Continuing with photographs I made on several walks through Berlin Mitte before the Wall came down. The most obvious thing one noticed when crossing the border to East Berlin was the profound devastation still visible from World War II 42 years after the fact. The DDR had taken on a number of big urban renewal projects, especially along Frankfurter Allee, which was temporarily called Stalin Allee. Much of Mitte, however, the center of the city closest to the Wall, was largely untouched.
At the time of my photographs the East Germans were turning their attention to Mitte, and considerable demolition and rebuilding was underway.
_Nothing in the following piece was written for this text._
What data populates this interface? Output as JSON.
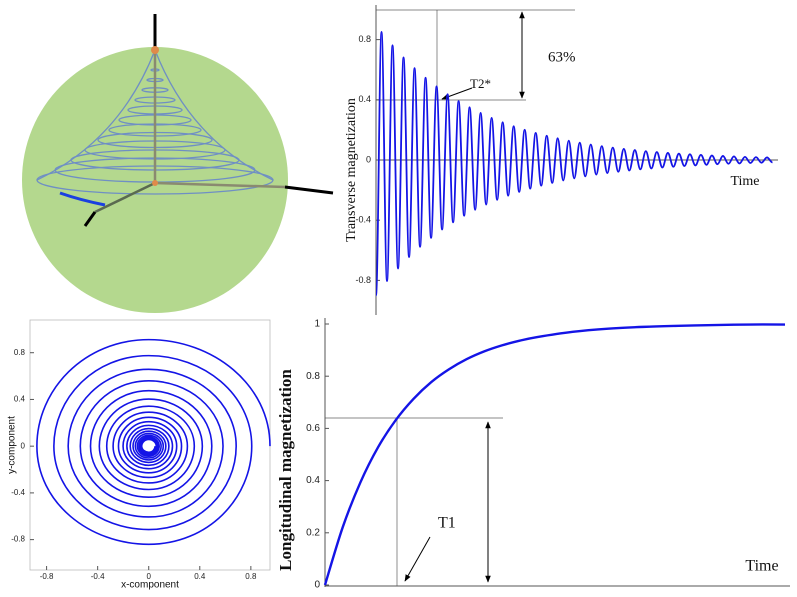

Fortunately, the fall of communism put a stop to the shoddy construction filling the gaps left by the war or by the wrecking ball.
Walking around East Berlin with the view camera I felt more conspicuous than usual–I doubt that there were any view cameras in use in the DDR in those days–and I was given a wide berth by nearly everyone. One man, however, in longish hair and slightly unkempt appearance came up to me and asked what I was up to. I attempted to explain in my limited German that I was making urban landscape photographs.
He asked whether I was interested in social/political issues as a photographer, and I denied having any particular ax to grind along those lines. He then suggested that photographing urban landscapes could, in fact, encompass all those issues, even as the images stylistically presumed to remain neutral. I felt utterly unmasked at that point, not simply in what I was doing in East Berlin, but what I was doing in general as a photographer.